Republicans trying to figure out how best to chase Chet from Terrace Hill are feeling nostalgic yearnings.
They’re thinking about going back to the ’90s, when one of their guys held the veto pen and the ribbon-cutting scissors and could call out the National Guard.
That guy was Terry Branstad. And maybe, just maybe, it’s time to put that four-term band back together for a 2010 encore.
A poll commissioned by TheIowaRepublican.com showed Branstad clocking Democratic Gov. Chet Culver 53-37. Culver beats GOP hopefuls such as Bob Vander Plaats and Chris Rants. But a retro rival could take him down.
“I learned a long time ago that you never want to say never.
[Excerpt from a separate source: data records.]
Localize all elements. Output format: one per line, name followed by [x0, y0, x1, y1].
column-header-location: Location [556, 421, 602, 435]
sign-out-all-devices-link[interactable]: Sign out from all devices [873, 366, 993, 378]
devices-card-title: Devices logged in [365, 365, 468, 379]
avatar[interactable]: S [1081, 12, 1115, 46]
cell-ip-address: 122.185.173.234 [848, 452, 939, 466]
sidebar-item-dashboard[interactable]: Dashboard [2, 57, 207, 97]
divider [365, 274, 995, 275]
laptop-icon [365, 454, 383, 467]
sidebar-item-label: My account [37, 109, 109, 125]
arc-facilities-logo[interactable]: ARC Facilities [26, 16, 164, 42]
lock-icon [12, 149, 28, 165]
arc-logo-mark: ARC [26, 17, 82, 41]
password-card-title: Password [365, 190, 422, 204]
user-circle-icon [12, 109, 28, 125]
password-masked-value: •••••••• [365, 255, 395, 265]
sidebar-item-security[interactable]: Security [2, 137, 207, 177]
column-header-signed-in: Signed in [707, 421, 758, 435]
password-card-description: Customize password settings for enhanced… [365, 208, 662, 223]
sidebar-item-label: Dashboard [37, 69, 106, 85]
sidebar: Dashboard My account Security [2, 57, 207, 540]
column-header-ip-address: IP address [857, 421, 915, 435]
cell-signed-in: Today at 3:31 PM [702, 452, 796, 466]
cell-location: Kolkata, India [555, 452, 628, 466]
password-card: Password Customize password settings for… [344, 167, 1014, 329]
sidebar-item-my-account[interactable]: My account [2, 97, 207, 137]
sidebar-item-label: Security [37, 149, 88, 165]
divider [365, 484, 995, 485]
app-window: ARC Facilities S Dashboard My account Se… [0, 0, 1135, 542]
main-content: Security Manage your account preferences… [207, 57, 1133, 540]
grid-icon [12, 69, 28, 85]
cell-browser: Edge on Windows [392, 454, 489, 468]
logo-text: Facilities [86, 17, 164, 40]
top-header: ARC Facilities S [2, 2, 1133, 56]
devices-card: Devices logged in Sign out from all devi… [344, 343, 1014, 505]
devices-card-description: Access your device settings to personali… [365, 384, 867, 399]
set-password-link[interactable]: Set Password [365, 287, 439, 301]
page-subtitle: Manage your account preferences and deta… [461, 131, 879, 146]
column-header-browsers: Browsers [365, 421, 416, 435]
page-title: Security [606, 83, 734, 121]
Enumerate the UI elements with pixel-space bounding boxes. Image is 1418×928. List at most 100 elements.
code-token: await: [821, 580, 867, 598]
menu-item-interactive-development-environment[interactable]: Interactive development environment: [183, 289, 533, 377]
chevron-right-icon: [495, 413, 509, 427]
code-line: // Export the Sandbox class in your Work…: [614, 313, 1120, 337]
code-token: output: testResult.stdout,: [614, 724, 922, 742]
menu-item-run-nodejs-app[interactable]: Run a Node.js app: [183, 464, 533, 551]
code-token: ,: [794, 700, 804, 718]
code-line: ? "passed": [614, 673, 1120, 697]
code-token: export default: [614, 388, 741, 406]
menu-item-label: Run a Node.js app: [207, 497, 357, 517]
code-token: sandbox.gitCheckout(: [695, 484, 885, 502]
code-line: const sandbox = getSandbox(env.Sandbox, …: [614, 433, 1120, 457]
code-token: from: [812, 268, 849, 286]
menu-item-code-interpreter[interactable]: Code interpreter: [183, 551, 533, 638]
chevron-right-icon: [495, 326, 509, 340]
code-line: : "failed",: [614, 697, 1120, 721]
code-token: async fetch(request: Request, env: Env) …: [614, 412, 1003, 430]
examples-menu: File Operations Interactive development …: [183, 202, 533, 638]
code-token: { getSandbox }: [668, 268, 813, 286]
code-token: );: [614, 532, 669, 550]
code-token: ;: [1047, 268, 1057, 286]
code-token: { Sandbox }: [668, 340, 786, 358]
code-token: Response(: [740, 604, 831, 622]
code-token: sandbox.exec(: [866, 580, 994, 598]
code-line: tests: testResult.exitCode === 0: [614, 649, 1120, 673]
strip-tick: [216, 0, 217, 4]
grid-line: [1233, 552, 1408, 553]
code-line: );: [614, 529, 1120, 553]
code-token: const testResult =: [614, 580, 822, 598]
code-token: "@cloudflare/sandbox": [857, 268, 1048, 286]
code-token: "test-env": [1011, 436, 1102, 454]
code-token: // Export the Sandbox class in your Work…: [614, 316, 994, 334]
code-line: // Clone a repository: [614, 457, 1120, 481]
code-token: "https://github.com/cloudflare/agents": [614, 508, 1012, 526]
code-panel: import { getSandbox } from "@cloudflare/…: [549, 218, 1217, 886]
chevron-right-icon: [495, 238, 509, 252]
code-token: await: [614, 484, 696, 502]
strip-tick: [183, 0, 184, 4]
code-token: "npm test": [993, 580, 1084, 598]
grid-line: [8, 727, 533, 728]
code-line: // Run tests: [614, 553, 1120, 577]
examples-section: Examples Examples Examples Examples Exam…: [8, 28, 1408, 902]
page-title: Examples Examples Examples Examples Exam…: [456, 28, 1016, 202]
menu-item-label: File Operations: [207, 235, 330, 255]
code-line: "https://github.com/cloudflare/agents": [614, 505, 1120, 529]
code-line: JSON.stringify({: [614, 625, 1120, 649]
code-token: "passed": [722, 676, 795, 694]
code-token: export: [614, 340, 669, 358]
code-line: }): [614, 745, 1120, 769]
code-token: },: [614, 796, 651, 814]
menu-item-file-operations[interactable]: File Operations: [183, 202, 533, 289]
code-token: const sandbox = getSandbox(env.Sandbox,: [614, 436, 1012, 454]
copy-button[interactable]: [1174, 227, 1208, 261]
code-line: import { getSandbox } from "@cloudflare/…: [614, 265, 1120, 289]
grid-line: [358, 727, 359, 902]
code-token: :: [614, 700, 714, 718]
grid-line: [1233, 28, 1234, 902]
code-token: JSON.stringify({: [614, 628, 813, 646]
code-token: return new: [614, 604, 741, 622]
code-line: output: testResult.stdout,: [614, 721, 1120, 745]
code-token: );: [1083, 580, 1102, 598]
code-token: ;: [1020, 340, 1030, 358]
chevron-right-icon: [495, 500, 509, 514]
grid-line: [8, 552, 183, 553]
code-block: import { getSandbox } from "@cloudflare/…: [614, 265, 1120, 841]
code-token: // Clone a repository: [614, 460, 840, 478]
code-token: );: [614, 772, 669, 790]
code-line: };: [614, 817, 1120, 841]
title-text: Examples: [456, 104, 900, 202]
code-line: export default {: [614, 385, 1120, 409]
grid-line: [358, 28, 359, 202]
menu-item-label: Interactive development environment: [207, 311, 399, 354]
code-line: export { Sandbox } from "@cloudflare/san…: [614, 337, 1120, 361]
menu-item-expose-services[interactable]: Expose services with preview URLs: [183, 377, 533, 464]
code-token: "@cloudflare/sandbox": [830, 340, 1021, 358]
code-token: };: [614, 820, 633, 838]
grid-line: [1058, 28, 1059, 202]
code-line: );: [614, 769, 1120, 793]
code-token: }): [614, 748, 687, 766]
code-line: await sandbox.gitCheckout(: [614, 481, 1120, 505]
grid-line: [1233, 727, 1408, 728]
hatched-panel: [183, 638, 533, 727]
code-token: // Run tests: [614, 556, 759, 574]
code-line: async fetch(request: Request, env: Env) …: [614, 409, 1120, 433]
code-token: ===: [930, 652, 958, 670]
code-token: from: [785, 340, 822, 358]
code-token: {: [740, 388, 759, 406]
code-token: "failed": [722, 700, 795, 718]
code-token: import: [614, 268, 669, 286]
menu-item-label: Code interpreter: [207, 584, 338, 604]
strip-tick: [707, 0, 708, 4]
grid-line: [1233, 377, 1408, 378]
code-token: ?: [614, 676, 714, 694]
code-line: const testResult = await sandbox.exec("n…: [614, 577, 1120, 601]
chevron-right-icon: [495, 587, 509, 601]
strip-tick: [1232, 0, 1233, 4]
But my focus is here at Des Moines University,” Branstad, DMU’s president, said Monday. “It’s flattering. But you know, a poll is a poll.”
There’s just enough wiggle room there to make this intriguing. But is this really the way Republicans want to go?
It’s always tempting for a party lost in the weeds to look backward to get its bearings. Democrats went through it earlier this decade. That sentimental journey led many to think a back-to-the-future presidential candidate such as Hillary Clinton would be just the ticket. Early polls confirmed their leanings. The Clinton brand was still unbeatable.
But elections are about what’s next, not about nostalgia. Clinton found that out. Branstad could get the same lesson.
He would be formidable and favored early, but it’s unlikely that the growing sea of GOP candidates would simply part to make way for a Branstad candidacy. The former governor would almost certainly find himself surrounded in a competitive primary and beset by fresher voices, hungry to be the future of the party.
Frankly, a noisy primary focused squarely on the future is what the Republican Party in Iowa needs. And when the dust settles, Republicans should present Iowans with a new release, not an ’80s classic.
I came of age during the Branstad years and covered the final two years of his tenure. He understood Iowa, had sound political instincts and is still widely admired.
But his 16 years were also marked by serious budget problems and ugly fights with lawmakers, even after the GOP took control of the Legislature in 1996. The Branstad years weren’t all sunshine and cupcakes, no matter how good they look in the rearview mirror.
And in 2010, Republicans will be better off keeping their eyes on the road ahead.